= Deflexion (linguistics) =

Linguistic process in inflectional languages

Deflexion is a diachronic linguistic process in inflectional languages typified by the degeneration of the inflectional structure of a language. All members of the Indo-European language family are subject to some degree of deflexional change. This phenomenon has been especially strong in Western European languages, such as English, French, and others.

Deflexion typically involves the loss of some inflectional affixes, notably affecting word endings (markers) that indicate noun cases, verbal tenses and noun classes. This is part of a process of gradual decline of the inflectional morphemes, defined as atomic semantic units bound to abstract word units (lexemes). Complete loss of the original subset of affixes combined with a development towards allomorphy and new morphology is associated in particular with creolization, i.e. the formation of pidgins and creole languages.
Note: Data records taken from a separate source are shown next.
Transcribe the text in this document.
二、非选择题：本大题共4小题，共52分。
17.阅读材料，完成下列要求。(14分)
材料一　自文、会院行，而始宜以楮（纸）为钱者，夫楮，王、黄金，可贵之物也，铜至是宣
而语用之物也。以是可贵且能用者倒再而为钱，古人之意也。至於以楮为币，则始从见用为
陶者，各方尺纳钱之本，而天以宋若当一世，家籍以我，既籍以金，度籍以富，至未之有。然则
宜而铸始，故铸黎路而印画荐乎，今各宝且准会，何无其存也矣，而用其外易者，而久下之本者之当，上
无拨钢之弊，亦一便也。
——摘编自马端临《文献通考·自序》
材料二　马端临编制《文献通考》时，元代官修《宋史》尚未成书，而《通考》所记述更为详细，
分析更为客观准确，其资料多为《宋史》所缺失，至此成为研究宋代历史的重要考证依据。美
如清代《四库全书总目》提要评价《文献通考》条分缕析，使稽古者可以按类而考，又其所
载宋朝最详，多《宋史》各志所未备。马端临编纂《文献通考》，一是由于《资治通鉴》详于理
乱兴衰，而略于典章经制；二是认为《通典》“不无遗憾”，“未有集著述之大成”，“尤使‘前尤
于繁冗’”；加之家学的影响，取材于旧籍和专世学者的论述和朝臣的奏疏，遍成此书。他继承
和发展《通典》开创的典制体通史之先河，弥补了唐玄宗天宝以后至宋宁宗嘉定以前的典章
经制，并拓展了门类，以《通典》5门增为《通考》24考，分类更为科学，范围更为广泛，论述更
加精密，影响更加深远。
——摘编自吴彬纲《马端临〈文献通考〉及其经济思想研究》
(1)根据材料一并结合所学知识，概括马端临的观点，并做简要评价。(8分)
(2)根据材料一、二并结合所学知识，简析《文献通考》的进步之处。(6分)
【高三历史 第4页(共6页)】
Directly related to deflexion is the languages becoming less synthetic and more analytic in nature. However, the ways in which languages undergo deflexion and the results of these developments are by no means uniform. For example, the modern Romance languages all continue to feature a complex verb system, while having strongly deflected their nouns, adjectives, and pronouns. German, on the other hand, has further simplified the already simple Germanic verb system (even radically so in some dialects) but has preserved the three genders and four cases of early Germanic languages.

Deflexion is a common feature of the history of many Indo-European languages. According to the Language Contact Hypothesis for Deflexion, supported by the comparison between Germanic languages (for instance, Icelandic and Afrikaans), this process is attributed to language contact. Specifically, the phenomenon occurs in the presence of large, influential groups of speakers that have acquired the leading idiom as a second language (L2) and so is limited to economical trade-offs widely considered acceptable. Though gradual, English experienced a dramatic change from Old English, a moderately inflected language using a complex case system, to Modern English, considered a weakly inflected language or even analytic. Important deflexion changes first arrived in the English language with the North Sea Germanic (Ingvaeonic) shifts, shared by Frisian and Low German dialects, such as merging accusative and dative cases into an objective case. Viking invasions and the subsequent Norman conquest accelerated the process. The importance of deflexion in the formative stage of a language can be illustrated by modern Dutch, where deflexion accounts for the overwhelming majority of linguistic changes in the last thousand years or more. Afrikaans originated from Dutch virtually by deflexion.

According to the unidirectionality hypothesis, deflexion should be subject to a semantically driven one-way cline of grammaticality. However, exceptions to the gradual diachronic process have been observed where the deflexion process diminished or came to a halt, or where inflexional case marking was occasionally reinforced. There are also a few cases of reversed directionality, e.g. in the evolution of the common Romance inflected future and conditional (or "indicative future-of-the-past") from earlier periphrastic suppletive forms for the loss of the corresponding classical Latin tenses.